US manufacturing lifts world shares

Specialist Jason Hardzewicz, left, and trader Michael Zicchinolfi work on the floor of the New York Stock Exchange. File photo / AP
Specialist Jason Hardzewicz, left, and trader Michael Zicchinolfi work on the floor of the New York Stock Exchange. File photo / AP

Equities on both sides of the Atlantic advanced amid better-than-expected gains in US manufacturing as Federal Reserve policy makers gear up to start their next two-day meeting on Tuesday.

A Fed report showed that US factory production climbed 0.8 per cent in February, after a 0.9 per cent slide in January. The increase beat economists' estimates.

The data underpinned expectations that the US economy is coming out of a harsher-than-usual winter in strong enough shape for FOMC policy makers to continue tapering their monthly bond purchase programme, with the next cut expected to be announced at the end of their meeting on Wednesday.

In the most recent two meetings in December 2013 and January 2014, the Fed cut the programme by US$10 billion. It's now at a US$65 billion monthly pace.

"The gains should be enough to reassure policymakers at the Fed that the economy continues to make forward progress," John Ryding, chief economist at RDQ Economics in New York, told Reuters.

Other data showed that the New York Fed's Empire State business conditions index rose to 5.61 in March, up from 4.48 in February. To be sure, the gain fell short of expectations.

In afternoon trading in New York, the Dow Jones Industrial Average rose 1.02 per cent, the Standard & Poor's 500 Index added 0.88 per cent, while the Nasdaq Composite Index advanced 0.96 per cent.

Gains in shares of Boeing and those of IBM, up 2 per cent and 1.9 per cent respectively, led the Dow higher.

In Europe, the Stoxx 600 Index ended the session with a 1.1 per cent gain from the previous close. The UK's FTSE 100 rose 0.6 per cent, France's CAC 40 rose 1.3 per cent, while Germany's DAX climbed 1.4 per cent.

Investors seemed to shrug off the result of Sunday's referendum in Crimea, which showed most voters want the region to secede from the Ukraine and join Russia. The US and the European Union announced they imposed sanctions on Russia as a result.
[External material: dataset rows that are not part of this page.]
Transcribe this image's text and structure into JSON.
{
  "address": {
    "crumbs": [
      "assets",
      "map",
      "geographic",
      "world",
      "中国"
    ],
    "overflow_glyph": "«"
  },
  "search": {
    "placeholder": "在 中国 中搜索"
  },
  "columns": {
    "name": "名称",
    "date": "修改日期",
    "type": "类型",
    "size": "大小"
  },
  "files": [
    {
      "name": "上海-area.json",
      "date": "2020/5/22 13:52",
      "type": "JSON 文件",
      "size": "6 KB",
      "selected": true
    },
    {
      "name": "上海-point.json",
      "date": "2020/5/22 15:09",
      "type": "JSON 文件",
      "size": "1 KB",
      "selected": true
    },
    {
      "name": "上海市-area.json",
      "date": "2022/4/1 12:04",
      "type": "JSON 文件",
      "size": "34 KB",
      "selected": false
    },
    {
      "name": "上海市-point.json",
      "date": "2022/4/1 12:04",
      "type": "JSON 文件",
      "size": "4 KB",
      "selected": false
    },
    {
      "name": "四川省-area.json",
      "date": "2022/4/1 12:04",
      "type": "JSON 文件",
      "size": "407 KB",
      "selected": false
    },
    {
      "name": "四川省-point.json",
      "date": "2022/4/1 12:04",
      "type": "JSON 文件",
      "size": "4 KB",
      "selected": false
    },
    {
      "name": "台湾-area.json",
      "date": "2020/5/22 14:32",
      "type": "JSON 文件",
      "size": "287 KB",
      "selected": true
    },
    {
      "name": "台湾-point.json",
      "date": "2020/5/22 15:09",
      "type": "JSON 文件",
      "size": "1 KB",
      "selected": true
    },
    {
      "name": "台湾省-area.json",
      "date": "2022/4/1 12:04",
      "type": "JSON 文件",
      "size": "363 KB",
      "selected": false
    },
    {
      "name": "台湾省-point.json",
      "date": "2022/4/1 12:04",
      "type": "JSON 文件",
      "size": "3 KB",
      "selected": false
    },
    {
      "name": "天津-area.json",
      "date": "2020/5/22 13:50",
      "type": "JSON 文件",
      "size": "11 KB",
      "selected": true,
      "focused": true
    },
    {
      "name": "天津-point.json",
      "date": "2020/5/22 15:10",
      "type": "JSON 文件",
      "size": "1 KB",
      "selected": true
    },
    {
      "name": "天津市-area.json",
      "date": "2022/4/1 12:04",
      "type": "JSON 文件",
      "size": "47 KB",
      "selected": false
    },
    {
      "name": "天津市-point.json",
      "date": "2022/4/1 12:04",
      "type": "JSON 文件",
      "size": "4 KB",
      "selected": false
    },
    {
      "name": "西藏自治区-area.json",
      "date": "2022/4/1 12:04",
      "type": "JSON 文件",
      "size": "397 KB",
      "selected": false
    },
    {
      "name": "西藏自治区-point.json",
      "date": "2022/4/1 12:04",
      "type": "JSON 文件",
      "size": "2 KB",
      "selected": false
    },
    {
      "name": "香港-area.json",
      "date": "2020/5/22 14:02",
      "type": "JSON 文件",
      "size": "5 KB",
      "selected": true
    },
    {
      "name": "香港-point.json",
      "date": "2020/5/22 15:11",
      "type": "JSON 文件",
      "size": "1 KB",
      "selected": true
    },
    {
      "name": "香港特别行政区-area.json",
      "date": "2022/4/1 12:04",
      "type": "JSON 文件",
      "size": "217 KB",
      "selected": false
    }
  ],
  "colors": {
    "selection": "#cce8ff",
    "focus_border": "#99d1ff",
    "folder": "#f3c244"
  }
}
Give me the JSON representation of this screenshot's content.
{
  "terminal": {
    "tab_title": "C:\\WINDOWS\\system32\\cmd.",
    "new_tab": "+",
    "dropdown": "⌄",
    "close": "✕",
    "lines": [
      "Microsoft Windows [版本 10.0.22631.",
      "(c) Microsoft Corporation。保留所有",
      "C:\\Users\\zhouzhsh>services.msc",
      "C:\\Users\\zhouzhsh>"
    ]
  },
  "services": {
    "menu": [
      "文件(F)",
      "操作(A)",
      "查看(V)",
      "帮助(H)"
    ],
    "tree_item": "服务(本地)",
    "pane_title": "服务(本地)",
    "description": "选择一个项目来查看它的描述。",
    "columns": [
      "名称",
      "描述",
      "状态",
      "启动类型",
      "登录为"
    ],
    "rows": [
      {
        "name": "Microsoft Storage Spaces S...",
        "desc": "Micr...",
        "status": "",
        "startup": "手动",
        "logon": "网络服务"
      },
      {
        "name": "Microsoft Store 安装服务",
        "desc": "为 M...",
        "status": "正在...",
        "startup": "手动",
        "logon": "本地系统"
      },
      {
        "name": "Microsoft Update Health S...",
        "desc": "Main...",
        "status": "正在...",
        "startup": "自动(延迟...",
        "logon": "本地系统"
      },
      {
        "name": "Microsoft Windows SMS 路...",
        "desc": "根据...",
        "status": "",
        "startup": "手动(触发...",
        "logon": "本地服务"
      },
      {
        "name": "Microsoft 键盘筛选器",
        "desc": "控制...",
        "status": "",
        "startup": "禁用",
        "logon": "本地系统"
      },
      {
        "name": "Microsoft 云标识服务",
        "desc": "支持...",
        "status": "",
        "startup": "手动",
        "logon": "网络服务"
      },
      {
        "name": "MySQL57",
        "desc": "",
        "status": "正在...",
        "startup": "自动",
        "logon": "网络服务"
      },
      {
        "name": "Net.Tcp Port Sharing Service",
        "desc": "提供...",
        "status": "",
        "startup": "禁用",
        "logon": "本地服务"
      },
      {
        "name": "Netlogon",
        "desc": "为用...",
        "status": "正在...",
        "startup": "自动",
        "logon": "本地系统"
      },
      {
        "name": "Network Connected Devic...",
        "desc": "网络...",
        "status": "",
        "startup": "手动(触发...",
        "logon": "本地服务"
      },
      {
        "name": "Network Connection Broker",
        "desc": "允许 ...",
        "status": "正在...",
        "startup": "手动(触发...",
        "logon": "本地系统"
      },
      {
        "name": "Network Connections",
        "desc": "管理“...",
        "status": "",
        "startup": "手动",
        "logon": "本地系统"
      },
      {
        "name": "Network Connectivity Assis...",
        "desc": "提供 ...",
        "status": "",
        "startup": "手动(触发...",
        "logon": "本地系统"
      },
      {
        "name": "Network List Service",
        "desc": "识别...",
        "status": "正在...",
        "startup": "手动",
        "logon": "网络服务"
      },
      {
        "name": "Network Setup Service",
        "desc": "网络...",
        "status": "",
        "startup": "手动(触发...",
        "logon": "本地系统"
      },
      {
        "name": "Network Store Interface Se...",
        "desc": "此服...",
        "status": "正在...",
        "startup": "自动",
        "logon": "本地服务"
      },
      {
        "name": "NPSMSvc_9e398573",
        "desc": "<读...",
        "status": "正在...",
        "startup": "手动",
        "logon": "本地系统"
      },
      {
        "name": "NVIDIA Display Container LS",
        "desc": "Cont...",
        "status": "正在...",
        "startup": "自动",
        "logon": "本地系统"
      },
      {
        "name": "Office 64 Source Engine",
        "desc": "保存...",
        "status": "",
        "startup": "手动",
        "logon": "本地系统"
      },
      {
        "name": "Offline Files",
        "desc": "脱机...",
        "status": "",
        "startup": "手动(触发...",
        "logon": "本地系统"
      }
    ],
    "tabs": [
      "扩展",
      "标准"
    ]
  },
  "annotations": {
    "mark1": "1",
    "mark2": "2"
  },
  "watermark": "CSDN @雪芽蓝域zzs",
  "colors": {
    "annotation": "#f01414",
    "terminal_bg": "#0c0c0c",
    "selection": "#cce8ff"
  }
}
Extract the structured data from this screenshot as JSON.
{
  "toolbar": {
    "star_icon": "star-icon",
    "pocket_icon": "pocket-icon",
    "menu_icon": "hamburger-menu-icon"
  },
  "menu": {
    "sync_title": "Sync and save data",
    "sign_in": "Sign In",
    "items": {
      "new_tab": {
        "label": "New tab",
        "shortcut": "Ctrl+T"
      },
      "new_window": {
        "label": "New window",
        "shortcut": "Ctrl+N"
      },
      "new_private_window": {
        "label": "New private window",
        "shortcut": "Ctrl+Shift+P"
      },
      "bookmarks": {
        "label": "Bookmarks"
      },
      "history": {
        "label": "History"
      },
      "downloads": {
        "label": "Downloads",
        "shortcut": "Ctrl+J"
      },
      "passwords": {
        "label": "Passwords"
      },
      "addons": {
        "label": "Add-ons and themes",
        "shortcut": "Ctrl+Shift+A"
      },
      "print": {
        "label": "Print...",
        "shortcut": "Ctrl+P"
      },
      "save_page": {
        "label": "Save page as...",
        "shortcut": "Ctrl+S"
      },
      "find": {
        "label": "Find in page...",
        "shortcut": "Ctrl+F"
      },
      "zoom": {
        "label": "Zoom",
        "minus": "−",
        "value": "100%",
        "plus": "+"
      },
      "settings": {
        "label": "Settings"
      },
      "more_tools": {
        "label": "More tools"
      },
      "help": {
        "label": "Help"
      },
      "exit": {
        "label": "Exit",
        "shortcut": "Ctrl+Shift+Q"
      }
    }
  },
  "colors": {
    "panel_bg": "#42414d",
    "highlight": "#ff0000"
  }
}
"The referendum is illegal and illegitimate and its outcome will not be recognised," presidents of the European Council and the European Commission said in a joint statement.

The latest euro-zone data showed inflation remains very benign. Consumer prices rose an annual 0.7 per cent last month, down from 0.8 per cent in January.

It's "a clear reminder that low inflation may have become the new normal for the euro zone," Martin van Vliet, an economist at ING Bank in Amsterdam, told Bloomberg News.